Chiesa Cattolica – Italiana

Perù: ad un mese dalla morte di Nadia, il ricordo del suo confessore

Alessandro Di Bussolo – Città del Vaticano

Nell’ultima confessione, prima di Pasqua, “Nadia era addolorata e spaventata dalla gravità della situazione dei bambini della baraccopoli di Nuevo Chimbote, si sentiva quasi schiacciata dal peso della loro miseria”, non solo economica, ma anche “per la violenza, l’immoralità e le situazioni di abbandono” in cui vivono. A raccontare gli ultimi giorni di vita di Nadia De Munari, la missionaria laica dell’Operazione Mato Grosso (Omg) morta un mese fa, il 24 aprile, per le gravissime ferite causate dall’aggressione subita in camera sua, nella notte tra il 20 e il 21 aprile, è padre Armando Zappa, il parroco della chiesa dell’Assunzione della Vergine Maria di Nuevo Chimbote.

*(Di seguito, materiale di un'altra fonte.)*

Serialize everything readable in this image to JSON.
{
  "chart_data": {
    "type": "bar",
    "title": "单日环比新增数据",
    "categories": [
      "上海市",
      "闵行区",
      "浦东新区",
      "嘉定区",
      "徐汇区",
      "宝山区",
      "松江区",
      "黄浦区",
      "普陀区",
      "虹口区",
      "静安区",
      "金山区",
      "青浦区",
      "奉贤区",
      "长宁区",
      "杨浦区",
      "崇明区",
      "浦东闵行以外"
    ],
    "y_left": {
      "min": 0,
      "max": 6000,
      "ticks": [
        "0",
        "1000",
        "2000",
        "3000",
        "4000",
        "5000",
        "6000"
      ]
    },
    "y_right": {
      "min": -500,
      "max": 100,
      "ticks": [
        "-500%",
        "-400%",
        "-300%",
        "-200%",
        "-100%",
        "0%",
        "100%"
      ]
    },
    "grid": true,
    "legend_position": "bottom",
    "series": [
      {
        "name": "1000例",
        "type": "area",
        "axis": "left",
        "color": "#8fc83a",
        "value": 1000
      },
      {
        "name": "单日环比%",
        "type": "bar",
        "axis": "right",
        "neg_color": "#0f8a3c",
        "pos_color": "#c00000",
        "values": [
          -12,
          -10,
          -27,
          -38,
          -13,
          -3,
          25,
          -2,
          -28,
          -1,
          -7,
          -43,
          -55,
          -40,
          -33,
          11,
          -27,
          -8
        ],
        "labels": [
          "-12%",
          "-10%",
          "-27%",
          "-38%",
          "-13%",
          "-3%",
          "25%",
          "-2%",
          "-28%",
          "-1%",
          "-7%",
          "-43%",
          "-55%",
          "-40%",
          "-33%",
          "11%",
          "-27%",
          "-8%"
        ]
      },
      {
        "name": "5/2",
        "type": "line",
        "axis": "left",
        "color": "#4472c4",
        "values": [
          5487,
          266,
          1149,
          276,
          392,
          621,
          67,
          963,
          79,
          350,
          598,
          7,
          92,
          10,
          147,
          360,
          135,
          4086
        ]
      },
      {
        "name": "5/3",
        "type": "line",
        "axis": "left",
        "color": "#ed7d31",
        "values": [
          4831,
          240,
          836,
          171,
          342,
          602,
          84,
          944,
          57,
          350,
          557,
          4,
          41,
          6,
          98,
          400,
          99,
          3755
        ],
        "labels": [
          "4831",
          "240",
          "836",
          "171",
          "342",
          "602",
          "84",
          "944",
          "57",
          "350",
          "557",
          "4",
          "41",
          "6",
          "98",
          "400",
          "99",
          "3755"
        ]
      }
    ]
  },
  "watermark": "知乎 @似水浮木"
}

L’ ultima confessione: “Desidero incontrare il Padre”

“Mi disse – racconta a Vatican News con il suo inconfondibile accento toscano, di San Miniato in provincia di Pisa – ‘Padre, non ce la faccio più, il male è troppo forte, e distrugge il bene che cerchiamo di fare’. Io le risposi: ‘Non temere Nadia, il bene vincerà il male, ma questo cammino passa sotto la croce’. Non credevo che queste parole diventassero profetiche e si realizzassero così rapidamente. E poi aggiunse ‘Desidero incontrare il Padre’. Ora è dove ha desiderato tanto arrivare”.

Nadia De Munari, la missionaria laica uccisa in Perù

A Nuevo Chimbote Nadia gestiva 5 asili e una scuola

Padre Armando, 66 anni, missionario da 30 ma sacerdote solo da 5, dopo la morte della moglie, missionaria con lui, nel 2013, era infatti anche il confessore della volontaria permanente vicentina di 50 anni, che gestiva sei asili e una scuola elementare realizzati 6 anni fa nella sabbia dell’”Invasione”, come i peruviani chiamano questa baraccopoli di più di 50 mila abitanti. E questa sera alle 18 di Lima, l’1 di notte in Italia, celebrerà nella capitale peruviana, a più di 400 chilometri a sud di Chimbote, la Messa in suffragio, con tutti i volontari dell’Operazione Mato Grosso delle due città e gli studenti delle case del movimento missionario fondato nel 1967 dal salesiano don Ugo De Censi, scomparso nel 2018 e sepolto nel Perù che tanto amava.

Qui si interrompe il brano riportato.